To determine whether the lncRNA LINC00511 exerted its carcinogenic function in GC via the miR-124-3p/PDK4 axis.
Cell culture and transfection, RNA extraction and quantitative real-time PCR, CCK-8 assay, Colony formation assay, Luciferase reporter assay, RIP assay, RNA pull-down assay, and Western blot analysis were used to show expression and mechanisms of LINC00511 in GC progression and apoptosis. Rescue assays were performed to verify the relationships among LINC00511, miR-124-3p and PDK4 further.

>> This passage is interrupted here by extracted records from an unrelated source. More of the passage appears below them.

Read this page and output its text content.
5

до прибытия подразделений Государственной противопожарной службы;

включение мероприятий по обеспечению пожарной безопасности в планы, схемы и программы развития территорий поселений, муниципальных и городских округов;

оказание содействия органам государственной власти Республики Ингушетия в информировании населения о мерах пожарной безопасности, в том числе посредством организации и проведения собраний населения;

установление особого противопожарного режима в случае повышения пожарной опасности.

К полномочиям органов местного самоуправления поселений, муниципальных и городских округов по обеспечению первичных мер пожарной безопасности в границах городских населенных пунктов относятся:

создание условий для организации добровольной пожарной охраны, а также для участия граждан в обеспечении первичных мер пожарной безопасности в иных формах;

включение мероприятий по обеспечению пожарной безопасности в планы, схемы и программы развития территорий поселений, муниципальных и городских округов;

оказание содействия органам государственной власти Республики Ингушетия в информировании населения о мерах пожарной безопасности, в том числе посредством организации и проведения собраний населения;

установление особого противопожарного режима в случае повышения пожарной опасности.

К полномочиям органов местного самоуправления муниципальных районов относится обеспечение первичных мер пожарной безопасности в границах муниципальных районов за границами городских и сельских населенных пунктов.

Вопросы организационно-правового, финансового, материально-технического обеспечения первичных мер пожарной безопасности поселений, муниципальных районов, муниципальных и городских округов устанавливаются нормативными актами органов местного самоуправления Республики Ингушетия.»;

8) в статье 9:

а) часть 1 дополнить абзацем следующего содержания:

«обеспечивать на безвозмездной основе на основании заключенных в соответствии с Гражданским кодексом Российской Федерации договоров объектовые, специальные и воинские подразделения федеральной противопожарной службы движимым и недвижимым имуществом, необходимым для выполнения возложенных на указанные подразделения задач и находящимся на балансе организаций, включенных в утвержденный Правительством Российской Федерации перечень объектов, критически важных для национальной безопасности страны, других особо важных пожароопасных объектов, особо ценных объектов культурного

The expression of LINC00511 was remarkably upregulated in GC cells compared to that in corresponding normal cell lines. Compared to the controls, cell proliferation was inhibited, and cell apoptosis was increased upon LINC00511 knockdown, demonstrating that LINC00511 influenced GC cell growth. An exploration of the molecular mechanism revealed that LINC00511 functioned as a molecular sponge of miR-124-3p and that PDK4 was a downstream target of miR-124-3p in GC. Rescue assays showed that the overexpression of PDK4 could partly restore the inhibitory function of si-LINC00511 in GC.
These data demonstrate that LINC00511 promotes gastric cancer cell growth by acting as a ceRNA to regulate the miR-124-3p/PDK4 axis, which may be a promising therapeutic target for GC.
Core tip: In this study, we aimed to determine whether the long noncoding RNAs LINC00511 exerted its carcinogenic function in gastric cancer (GC) via the miR-124-3p/PDK4 axis. First, we investigated the expression level of LINC00511 in GC cell lines, and we then examined the biological function of LINC00511 with functional assays. Next, we predicted and confirmed the interaction between LINC00511 and miR-124-3p. Furthermore, we further found that PDK4 was a downstream target of miR-124-3p. Finally, we concluded that LINC00511 plays an oncogenic role in GC by sponging miR-124-3p and targeting PDK4, indicating that LINC00511 may be a new molecular biomarker for GC.